A War Like No Other 5 CNAPS Book Launch April 26, 2007 This is why, on the whole, China and the United States can manage China’s rise on the one hand and; on the other, why the Taiwan issue could be the one area where we could get off the rails.
To tell you more about how that could happen, I turn to my colleague, Mike O’Hanlon.
DR. O’HANLON: Thank you, Richard.
What I want to talk about just for a few minutes are some of the military dynamics that could result, if we saw things go to the point where Richard has just left the discussion. Let me say that one of the challenges in writing this sort of a book is that we have such outstanding diplomats — a number of whom are in this room — who have worked on this problem, including my co-author and co-panelist, that, unfortunately, the problem is a little too settled right now to sell a lot of books. So it would have been nice if you could have left a little bit more tension in the relationship just for a few more months.
But, obviously, on the one hand, what we’re seeing is a relatively quiet situation right now over Taiwan. But others, especially Richard, who has written about it very elegantly in our book, understand the history better than I do.

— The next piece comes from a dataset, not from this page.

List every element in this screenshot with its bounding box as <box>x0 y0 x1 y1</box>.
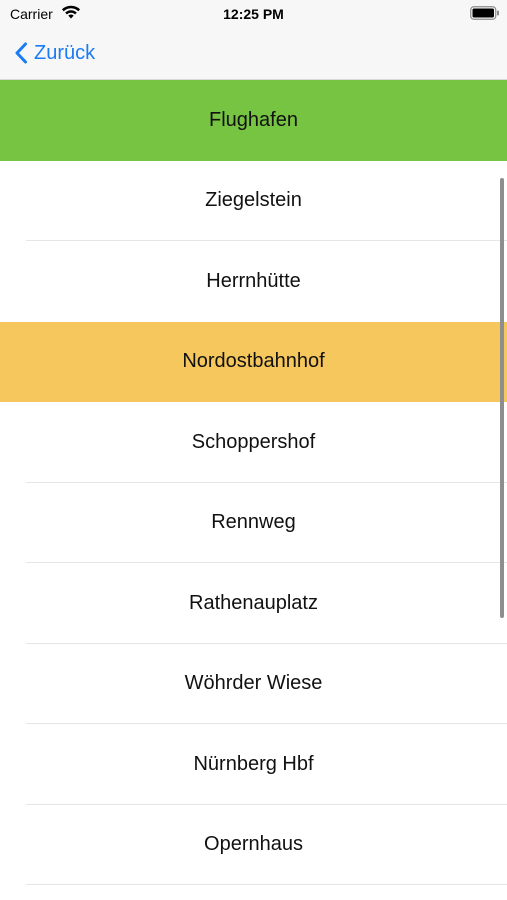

Just to simplify the situation: Taiwan is a democracy of 23 million people, with elements of very strong ethnic association to China, but also at least as much separation from China as the United States had from Great Britain in 1775 — probably a lot more, frankly — one of the most impressive economies in the world; a history of being militarily threatened by the PRC; and being asked to be absorbed by this Communist behemoth that, as much as it’s reformed, as impressive as its growth and its evolution have been, is still this giant that has bullyish tendencies.
So it’s hard to be too critical of Taiwan at one level. I think a lot of people in this room, again, who have worked on the problem admire Taiwan greatly, as do most Americans, and want to make sure that it has the right not only to stay safe, but also to increasingly play a role in the international community — even though it is not recognized as a nation-state by most countries in the world. And this is a real dilemma.
As Richard explained very well in this book, and helped me to understand the distinction better than I had before: Taiwan wants more sovereignty, even if most of its leaders recognize they should not pursue outright independence.
All I’m trying to do here is simplify, in layman’s terms — since I’m the layman on the panel in regard to this issue of Taiwan’s politics and its standing in the international community — simplify how there can be the potential here for real disagreement, even if at this moment, through good diplomacy from the United States and others, we have a relatively calm situation.